First, is the set up: "Then she asked what I was having for dinner. Still using her best “I hate you” voice. I told her I was having leftovers." I have seen her use this particular method to set you up, many times last year. It starts with her getting you to serve her a meal.

Going into manipulation #1: "She said IF I made her some, could I leave it outside the door".

Rationalization #1: "(not a direct request)"

" I immediately said absolutely not, if she wants me to serve her dinner, she has to at least say thank you to my face". It appears that you totally miss how you are being played (manipulated). You want to make her thank you to your face. That would be fine, except you miss the bigger picture of how you are doing her bidding to get a measly thank-you.

Manipulation #2: "she then texted what about xx or XX? (Options for take out)".

Rationalization #2: "My anxiety was so high yesterday I had trouble eating much and I thought this sounded good".

Manipulation #3: "She said we should order online and I should come look at the menu with her".

By this time, you appear to stop rationalizing, and just do what she says. It must be very draining to live in this type of situation.

Manipulation #4: "So I went back down, the door is now open, and went into the room where she was laying in the bed, in only underwear". "So we made our order and off I went to pick it up".

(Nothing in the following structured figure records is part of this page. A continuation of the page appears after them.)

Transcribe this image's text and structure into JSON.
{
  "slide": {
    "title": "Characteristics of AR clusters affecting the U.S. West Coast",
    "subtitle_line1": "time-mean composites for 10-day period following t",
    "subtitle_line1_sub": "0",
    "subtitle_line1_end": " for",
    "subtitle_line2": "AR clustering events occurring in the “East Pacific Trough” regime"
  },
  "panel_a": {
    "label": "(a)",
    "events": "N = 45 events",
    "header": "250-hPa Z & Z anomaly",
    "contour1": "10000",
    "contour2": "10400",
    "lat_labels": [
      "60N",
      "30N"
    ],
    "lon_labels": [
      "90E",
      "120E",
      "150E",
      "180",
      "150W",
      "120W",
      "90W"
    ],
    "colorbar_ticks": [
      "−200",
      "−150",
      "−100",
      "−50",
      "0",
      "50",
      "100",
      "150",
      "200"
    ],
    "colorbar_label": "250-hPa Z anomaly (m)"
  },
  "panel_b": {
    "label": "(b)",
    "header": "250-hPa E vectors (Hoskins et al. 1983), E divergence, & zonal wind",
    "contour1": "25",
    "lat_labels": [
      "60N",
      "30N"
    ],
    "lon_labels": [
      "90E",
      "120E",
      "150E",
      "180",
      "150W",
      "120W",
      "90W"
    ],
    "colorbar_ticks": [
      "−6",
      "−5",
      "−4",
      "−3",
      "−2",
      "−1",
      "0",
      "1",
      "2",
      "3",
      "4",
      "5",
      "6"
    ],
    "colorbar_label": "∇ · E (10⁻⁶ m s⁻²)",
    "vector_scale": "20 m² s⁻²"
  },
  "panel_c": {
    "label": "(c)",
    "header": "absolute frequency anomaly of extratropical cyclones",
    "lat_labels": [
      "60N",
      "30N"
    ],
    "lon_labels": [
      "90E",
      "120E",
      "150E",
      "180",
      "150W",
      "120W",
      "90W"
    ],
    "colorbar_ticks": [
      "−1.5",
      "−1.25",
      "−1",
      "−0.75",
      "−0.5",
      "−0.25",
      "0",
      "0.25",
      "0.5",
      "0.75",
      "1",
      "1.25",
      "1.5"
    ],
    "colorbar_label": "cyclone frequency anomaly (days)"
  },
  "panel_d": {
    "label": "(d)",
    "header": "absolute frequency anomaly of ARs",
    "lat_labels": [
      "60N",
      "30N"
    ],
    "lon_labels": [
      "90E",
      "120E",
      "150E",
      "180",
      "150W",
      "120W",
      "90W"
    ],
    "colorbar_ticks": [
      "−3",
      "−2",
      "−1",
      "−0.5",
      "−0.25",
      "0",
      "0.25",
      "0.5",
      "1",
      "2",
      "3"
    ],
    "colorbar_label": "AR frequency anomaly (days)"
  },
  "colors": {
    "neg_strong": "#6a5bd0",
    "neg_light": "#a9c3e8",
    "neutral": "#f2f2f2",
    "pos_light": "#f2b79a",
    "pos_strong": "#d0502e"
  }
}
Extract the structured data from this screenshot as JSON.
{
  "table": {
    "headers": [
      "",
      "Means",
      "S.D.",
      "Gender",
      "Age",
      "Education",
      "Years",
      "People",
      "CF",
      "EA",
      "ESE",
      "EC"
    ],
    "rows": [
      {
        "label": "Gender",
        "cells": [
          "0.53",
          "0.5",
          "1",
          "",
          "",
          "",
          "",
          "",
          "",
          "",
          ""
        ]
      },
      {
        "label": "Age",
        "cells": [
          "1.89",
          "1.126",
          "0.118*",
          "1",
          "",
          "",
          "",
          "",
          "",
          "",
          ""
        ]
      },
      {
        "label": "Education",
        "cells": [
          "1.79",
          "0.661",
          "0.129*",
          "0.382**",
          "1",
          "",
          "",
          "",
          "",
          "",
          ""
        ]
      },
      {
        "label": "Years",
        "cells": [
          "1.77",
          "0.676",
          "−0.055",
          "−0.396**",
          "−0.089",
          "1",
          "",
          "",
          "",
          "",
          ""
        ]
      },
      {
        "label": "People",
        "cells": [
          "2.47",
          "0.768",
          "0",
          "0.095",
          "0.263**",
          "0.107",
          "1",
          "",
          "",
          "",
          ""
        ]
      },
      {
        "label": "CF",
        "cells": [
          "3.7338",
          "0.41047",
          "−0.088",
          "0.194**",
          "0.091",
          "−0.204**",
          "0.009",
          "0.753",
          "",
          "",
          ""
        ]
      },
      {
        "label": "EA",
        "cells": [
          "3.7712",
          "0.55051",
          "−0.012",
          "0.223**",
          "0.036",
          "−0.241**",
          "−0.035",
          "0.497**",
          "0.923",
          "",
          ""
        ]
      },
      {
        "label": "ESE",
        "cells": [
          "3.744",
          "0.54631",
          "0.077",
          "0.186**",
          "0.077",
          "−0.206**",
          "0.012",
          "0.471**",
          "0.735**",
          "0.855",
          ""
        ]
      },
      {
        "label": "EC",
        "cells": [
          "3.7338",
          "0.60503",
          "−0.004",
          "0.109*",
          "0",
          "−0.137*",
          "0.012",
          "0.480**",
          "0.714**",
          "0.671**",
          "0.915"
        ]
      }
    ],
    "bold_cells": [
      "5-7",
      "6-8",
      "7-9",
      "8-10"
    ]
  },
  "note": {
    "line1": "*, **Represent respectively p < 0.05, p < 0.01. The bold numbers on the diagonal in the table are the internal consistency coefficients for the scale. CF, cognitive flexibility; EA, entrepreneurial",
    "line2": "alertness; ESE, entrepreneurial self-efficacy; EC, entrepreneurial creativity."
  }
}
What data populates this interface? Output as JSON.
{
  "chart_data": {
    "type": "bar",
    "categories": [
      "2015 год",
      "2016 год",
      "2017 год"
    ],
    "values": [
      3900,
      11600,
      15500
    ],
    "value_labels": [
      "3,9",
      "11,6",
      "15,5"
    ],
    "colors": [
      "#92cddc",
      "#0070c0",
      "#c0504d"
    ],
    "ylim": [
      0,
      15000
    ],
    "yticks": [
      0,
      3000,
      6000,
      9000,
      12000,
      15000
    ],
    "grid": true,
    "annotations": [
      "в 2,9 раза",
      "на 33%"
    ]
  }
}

"Back to the story, she was on the game chat playing with her and I brought the food in. She said thank you and I immediately went upstairs to eat". So, you got your thank-you, but look at the hoops she made you jump through before getting a measly thank-you.

Four times she manipulated you in a few short minutes, and it was all hooked to you serving her that meal. I hope you can understand that the meal was not important to her. That was simply a tool she used to play the manipulation game. You get distracted by other things, like the phone.......or making her say thank-you to your face. But let me tell ya, this girl was in full control here, and enjoys playing you.

I simply point this out. It is not to harass you. If it helps you see how she works you, where she starts, and how you give yourself permission to follow whatever she says.........then hopefully, that is the beginning of awareness and being your own person. I am not beating you down (((44))). I am not saying you are less of a man. Sometimes we all experience a certain blindness to those we love.


My heart goes with you as you attend the memorial services for your grandfather.


It is not about what you feel should work in your M. It is about doing the work that gets the right results. Do what works!